Summary of Interim Clinical Results

Abstract #666 – Phase 2, Single Arm Study of CG0070 Combined with Pembrolizumab in Patients with Non-Muscle Invasive Bladder Cancer (NMIBC) Unresponsive to Bacillus Calmette-Guerin (BCG)

The new data for CORE1 adds to that presented at the ASCO (Free ASCO Whitepaper) 2022 Annual Meeting earlier this year and continues to show both promising early anti-tumor activity and tolerability of CG0070 in combination with pembrolizumab for patients with BCG-unresponsive NMIBC.

As of the interim analysis, based on a data cutoff on October 10, 2022, 32 patients were evaluable for efficacy with a minimum of 3-month follow up.
88% of patients evaluable for efficacy (n=28/32) have achieved complete response (CR) at the initial 3-month timepoint. Of those patients evaluable for CR at additional timepoints, 88% (n=23/26) have also maintained a CR through 6 months, 86% (n=18/21) through 9 months and 73% (n=11/15) at the 12-month assessment.
CG0070 in combination with pembrolizumab has been generally well tolerated with the adverse event profile consistent with that observed in prior studies of each agent alone. The most common treatment-related adverse events reported include transient grade 1-2 local genitourinary symptoms.
"There is a critical unmet need for efficacious bladder-sparing therapies for patients with BCG-unresponsive bladder cancer," said Roger Li, MD, lead study investigator and urologic oncologist at Moffitt Cancer Center. "CG0070 has continued to show very promising results, more than doubling CR rates previously seen with immune checkpoint inhibitors. With a unique dual-mechanism of action that first engages an immune response and then amplifies that response with immune checkpoint blockade, this novel combination of CG0070 with pembrolizumab could potentially change the outlook for patients with BCG-unresponsive bladder cancer."

About the CORE1 Study

Under a previously announced clinical collaboration with Merck (known as MSD outside the US and Canada) relating to the investigation of CG0070 in combination with pembrolizumab, CORE1, which has completed enrollment of 35 total patients, is to evaluate the safety and efficacy of CG0070 plus pembrolizumab for the treatment of NMIBC unresponsive to BCG.

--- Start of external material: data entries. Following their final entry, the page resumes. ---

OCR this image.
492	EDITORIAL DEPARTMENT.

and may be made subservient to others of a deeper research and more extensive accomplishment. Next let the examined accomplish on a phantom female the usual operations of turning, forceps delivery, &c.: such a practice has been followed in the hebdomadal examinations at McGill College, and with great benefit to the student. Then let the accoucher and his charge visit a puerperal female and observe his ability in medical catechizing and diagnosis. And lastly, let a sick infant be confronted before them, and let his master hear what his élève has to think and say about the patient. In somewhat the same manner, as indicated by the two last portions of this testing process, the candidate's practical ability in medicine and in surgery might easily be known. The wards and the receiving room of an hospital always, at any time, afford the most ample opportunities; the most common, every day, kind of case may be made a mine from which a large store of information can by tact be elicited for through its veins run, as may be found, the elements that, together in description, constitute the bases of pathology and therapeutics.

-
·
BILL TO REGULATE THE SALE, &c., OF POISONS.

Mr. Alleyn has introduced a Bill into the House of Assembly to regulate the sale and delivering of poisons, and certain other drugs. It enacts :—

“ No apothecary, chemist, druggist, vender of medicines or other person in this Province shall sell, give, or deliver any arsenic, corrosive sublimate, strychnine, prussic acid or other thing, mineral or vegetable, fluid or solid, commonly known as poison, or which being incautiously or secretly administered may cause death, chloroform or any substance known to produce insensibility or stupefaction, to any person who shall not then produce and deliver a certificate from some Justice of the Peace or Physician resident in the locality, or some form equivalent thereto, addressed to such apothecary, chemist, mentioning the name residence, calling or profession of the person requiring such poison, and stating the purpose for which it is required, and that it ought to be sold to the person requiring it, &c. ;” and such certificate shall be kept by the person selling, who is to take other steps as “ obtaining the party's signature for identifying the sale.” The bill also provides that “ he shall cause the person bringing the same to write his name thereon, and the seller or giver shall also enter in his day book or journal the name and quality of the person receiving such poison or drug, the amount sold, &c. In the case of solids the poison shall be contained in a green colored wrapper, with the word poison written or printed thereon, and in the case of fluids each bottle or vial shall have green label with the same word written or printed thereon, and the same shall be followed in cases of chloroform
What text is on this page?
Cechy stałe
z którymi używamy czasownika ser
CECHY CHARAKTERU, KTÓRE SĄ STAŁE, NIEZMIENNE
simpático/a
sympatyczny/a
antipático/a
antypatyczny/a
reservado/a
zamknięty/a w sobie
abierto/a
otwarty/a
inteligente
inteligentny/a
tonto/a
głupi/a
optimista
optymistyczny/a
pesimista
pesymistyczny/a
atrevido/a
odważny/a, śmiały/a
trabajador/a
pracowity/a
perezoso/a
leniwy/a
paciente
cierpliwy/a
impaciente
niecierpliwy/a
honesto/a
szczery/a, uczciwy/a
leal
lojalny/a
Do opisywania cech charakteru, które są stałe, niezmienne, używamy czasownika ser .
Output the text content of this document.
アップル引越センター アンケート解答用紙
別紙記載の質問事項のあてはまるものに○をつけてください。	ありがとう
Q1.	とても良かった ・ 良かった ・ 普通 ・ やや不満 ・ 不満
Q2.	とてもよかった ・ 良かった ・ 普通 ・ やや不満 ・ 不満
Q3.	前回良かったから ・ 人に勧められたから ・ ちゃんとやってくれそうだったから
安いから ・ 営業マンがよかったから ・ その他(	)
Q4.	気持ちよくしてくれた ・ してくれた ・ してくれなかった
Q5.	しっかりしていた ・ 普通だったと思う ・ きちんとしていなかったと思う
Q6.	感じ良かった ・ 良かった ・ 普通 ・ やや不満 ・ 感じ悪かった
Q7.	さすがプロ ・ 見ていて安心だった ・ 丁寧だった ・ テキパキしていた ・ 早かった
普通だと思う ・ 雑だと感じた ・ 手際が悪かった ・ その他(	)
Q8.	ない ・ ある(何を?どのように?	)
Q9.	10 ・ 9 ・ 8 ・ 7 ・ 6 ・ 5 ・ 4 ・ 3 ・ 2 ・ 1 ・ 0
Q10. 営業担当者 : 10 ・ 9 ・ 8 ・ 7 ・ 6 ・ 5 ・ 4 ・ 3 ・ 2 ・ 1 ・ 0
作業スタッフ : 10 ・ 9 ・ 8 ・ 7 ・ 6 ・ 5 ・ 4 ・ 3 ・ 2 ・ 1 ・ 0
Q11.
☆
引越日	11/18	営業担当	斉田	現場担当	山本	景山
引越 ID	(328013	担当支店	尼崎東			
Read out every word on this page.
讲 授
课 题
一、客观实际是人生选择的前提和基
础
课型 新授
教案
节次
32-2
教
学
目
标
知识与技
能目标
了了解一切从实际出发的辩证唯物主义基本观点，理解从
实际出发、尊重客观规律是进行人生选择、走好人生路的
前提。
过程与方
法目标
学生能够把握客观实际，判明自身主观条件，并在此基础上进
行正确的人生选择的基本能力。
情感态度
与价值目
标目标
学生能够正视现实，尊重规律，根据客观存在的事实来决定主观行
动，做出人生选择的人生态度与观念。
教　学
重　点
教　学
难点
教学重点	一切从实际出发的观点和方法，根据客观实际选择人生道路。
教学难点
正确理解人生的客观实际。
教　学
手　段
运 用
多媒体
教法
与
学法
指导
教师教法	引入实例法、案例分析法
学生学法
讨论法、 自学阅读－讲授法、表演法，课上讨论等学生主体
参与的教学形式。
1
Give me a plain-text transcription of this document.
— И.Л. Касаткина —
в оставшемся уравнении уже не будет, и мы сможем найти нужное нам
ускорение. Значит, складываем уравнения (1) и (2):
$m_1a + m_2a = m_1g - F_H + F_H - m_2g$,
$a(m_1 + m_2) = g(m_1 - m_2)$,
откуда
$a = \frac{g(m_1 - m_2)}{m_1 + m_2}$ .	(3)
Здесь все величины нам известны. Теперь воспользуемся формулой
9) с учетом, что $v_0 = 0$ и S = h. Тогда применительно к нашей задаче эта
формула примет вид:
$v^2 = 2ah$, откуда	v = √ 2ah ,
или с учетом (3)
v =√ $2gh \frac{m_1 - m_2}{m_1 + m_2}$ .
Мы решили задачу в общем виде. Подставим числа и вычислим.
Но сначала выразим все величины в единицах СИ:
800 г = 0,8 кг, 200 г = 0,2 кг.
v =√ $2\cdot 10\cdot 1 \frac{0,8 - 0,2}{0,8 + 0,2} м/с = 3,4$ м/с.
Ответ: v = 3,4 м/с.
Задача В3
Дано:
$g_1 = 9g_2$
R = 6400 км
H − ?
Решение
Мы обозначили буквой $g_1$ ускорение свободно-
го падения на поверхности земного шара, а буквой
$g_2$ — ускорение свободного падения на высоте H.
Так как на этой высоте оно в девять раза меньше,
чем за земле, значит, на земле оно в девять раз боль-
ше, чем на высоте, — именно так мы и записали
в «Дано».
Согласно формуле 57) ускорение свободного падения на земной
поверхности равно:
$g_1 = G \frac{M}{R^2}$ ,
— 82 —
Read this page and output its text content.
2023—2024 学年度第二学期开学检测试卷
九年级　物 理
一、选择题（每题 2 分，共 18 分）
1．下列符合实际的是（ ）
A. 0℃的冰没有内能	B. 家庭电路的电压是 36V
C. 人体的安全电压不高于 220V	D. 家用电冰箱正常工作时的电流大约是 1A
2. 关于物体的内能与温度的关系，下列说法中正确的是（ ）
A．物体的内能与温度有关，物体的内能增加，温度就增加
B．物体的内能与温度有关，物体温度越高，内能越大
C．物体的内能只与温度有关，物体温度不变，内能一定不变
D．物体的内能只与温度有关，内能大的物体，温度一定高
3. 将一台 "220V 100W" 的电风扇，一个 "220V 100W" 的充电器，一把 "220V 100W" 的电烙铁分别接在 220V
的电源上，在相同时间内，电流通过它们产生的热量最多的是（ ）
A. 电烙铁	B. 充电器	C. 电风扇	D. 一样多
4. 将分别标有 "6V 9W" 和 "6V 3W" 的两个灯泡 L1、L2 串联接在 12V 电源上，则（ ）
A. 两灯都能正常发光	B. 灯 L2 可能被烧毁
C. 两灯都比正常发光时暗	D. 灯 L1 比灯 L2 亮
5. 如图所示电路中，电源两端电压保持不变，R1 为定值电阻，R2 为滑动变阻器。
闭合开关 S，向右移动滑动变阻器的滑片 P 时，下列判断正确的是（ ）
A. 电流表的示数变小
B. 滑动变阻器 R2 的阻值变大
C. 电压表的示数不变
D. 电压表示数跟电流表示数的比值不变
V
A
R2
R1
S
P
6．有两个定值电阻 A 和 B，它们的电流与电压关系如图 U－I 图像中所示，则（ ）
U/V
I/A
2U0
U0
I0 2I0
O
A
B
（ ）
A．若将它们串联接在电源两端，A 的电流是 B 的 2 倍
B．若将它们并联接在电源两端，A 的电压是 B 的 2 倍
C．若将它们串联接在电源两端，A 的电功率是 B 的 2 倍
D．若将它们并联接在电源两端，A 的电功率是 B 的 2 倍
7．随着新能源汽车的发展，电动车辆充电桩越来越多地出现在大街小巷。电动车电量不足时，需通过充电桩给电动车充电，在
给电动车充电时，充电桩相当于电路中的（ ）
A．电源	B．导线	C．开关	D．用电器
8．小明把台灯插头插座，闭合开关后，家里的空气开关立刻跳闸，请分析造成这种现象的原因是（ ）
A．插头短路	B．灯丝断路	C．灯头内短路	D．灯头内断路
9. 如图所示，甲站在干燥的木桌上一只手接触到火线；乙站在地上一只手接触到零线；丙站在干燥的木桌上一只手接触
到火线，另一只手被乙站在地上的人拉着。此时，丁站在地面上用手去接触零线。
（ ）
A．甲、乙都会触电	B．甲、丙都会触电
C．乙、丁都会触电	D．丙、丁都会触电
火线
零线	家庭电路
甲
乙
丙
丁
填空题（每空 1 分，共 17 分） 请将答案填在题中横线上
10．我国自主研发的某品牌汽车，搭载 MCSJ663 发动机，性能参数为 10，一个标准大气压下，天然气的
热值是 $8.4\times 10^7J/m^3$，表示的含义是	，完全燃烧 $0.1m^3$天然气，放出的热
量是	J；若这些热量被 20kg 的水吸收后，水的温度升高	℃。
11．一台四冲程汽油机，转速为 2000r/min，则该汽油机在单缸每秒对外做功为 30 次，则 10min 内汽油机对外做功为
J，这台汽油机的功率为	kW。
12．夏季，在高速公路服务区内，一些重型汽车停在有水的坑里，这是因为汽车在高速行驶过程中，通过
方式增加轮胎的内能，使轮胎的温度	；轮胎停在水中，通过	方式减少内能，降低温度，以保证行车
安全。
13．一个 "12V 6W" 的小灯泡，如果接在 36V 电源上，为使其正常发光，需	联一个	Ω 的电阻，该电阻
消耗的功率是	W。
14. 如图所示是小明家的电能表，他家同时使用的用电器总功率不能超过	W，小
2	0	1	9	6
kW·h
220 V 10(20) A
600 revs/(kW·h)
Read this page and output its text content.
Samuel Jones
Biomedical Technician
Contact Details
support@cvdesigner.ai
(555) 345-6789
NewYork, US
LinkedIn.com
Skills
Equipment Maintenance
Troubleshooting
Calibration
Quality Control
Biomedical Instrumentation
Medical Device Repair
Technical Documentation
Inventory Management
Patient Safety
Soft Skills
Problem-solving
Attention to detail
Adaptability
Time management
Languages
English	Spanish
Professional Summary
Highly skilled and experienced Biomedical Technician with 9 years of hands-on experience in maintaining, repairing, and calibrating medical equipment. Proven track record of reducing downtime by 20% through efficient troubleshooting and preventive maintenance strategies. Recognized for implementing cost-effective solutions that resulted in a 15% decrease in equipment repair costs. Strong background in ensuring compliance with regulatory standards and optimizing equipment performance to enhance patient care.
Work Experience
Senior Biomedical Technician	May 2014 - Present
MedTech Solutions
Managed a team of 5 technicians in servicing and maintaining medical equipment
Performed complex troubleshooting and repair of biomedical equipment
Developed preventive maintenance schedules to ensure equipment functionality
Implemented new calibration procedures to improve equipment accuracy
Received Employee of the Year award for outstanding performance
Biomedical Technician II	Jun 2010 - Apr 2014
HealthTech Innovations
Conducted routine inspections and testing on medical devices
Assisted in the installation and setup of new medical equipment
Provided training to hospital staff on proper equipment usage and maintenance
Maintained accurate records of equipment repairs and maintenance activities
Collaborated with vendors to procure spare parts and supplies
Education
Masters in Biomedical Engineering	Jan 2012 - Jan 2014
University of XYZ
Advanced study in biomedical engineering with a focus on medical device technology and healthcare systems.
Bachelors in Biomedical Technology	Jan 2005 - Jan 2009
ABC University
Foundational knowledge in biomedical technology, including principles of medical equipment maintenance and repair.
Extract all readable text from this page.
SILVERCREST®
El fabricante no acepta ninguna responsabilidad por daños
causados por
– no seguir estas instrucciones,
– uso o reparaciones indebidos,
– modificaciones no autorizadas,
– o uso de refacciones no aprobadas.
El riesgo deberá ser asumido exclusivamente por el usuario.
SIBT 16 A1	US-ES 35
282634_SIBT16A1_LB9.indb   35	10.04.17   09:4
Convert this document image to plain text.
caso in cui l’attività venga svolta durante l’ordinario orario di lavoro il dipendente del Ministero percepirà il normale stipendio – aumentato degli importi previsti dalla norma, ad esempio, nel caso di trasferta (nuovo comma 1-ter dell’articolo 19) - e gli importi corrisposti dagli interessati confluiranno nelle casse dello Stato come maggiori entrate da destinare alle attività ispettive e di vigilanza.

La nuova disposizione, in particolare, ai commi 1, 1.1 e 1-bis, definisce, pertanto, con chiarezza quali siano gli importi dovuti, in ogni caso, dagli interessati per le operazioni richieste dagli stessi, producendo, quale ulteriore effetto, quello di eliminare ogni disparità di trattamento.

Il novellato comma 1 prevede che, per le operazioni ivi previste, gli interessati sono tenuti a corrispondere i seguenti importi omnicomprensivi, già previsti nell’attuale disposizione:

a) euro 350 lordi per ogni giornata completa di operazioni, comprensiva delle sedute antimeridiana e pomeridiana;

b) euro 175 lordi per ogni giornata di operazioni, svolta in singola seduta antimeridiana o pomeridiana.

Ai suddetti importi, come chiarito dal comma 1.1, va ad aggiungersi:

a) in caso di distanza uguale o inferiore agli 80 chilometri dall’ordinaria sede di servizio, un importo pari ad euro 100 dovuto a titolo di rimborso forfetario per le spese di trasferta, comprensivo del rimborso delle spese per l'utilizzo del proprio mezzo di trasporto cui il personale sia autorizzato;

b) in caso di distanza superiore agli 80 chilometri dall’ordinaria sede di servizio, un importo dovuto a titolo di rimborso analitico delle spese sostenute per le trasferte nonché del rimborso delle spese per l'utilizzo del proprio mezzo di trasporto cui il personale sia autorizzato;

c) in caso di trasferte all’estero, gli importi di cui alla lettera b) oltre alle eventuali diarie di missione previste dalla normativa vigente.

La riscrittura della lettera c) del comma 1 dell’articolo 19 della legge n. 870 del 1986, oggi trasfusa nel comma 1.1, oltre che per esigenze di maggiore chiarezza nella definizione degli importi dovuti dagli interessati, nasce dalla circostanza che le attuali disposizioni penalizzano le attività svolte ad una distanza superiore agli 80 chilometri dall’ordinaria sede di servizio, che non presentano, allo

More information about the study can be found at www.clinicaltrials.gov (NCT04387461).

KEYTRUDA is a registered trademark of Merck Sharp & Dohme LLC, a subsidiary of Merck & Co., Inc., Rahway, NJ, USA.

About CG0070

Our lead candidate, CG0070, is an intravesically delivered oncolytic immunotherapy agent in a Phase 3 trial for the treatment of BCG-unresponsive non-muscle invasive bladder cancer. CG0070 is also in a Phase 2 study in combination with KEYTRUDA (pembrolizumab) in the same indication. Other types of bladder cancer are being evaluated with CG0070 in combination with OPDIVO (nivolumab).